P(Spam|message): 2.4372375665888117e-25
P(Ham|message): 3.687530435009238e-21
Label: Ham


## Testing function with test set

Now I will use the test set to test the accuracy of the function. Accuracy is determined by number of correctly classified messages divided by total number of classified messages.

First, I am change the outout of the function to returning 'ham' or 'spam.

In [19]:
def classify_test_set(message):
    '''
    message: a string
    '''

    message = re.sub('\W', ' ', message)
    message = message.lower()
    message = message.split()

    p_spam_given_message = p_spam
    p_ham_given_message = p_ham

    for word in message:
        if word in parameter_spam:
            p_spam_given_message *= parameter_spam[word]

        if word in parameter_ham:
            p_ham_given_message *= parameter_ham[word]

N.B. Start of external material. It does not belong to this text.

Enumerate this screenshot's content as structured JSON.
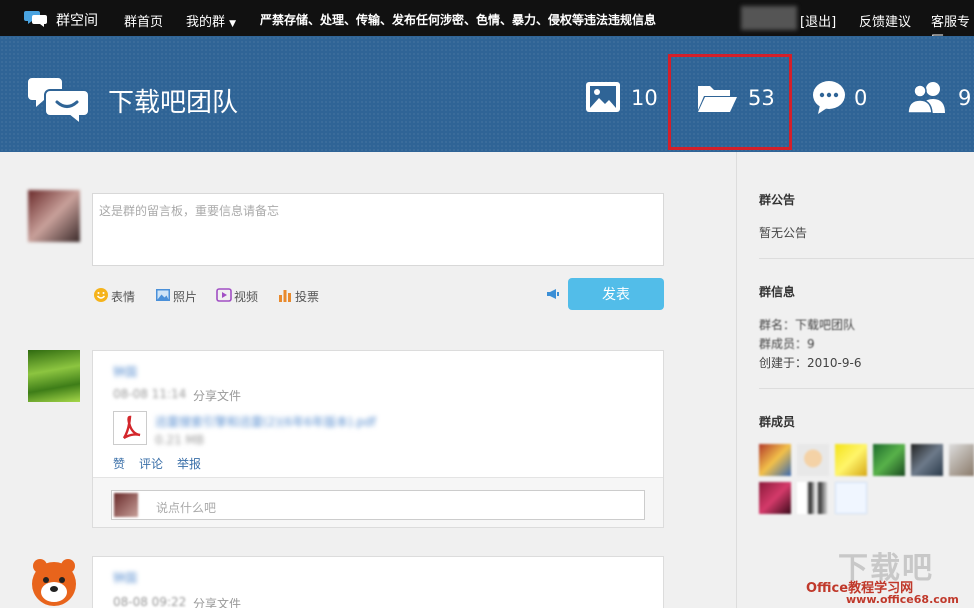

    if p_ham_given_message > p_spam_given_message:
        return 'ham'
    elif p_spam_given_message > p_ham_given_message:
        return 'spam'
    else:
        return 'needs human classification'

In [20]:
# add new column for the output of the function
test_set['predicted'] = test_set['SMS'].apply(classify_test_set)
test_set.head()

Unnamed: 0,Label,SMS,predicted
0,ham,Later i guess. I needa do mcat study too.,ham
1,ham,But i haf enuff space got like 4 mb...,ham
2,spam,Had your mobile 10 mths? Update to latest Oran...,spam
3,ham,All sounds good. Fingers . Makes it difficult ...,ham
4,ham,"All done, all handed in. Don't know if mega sh...",ham


In [36]:
# measure the accuracy
correct = 0
total = len(test_set)

for row in test_set.iterrows():
    row = row[1]
    if row['Label'] == row['predicted']:
        correct += 1

accuracy = correct / total
print('Correct: ', correct)
print('Incorrect: ', total - correct)
print('Accuracy %: ', accuracy * 100)

Label                                              ham
SMS          Later i guess. I needa do mcat study too.
predicted                                          ham
Name: 0, dtype: object

The accuracy of the filter is 98.74%.

## Conclusion

In this project, I have created a spam filter for SMS messages using the multinomial Naive Bayes algorithm. The filter had an accuracy of 98.74% on the test set.

## Further study

- Isolate the 14 messages that were classified incorrectly and try to figure out why the algorithm reached the wrong conclusions.
- Make the filtering process more complex by making the algorithm sensitive to letter case.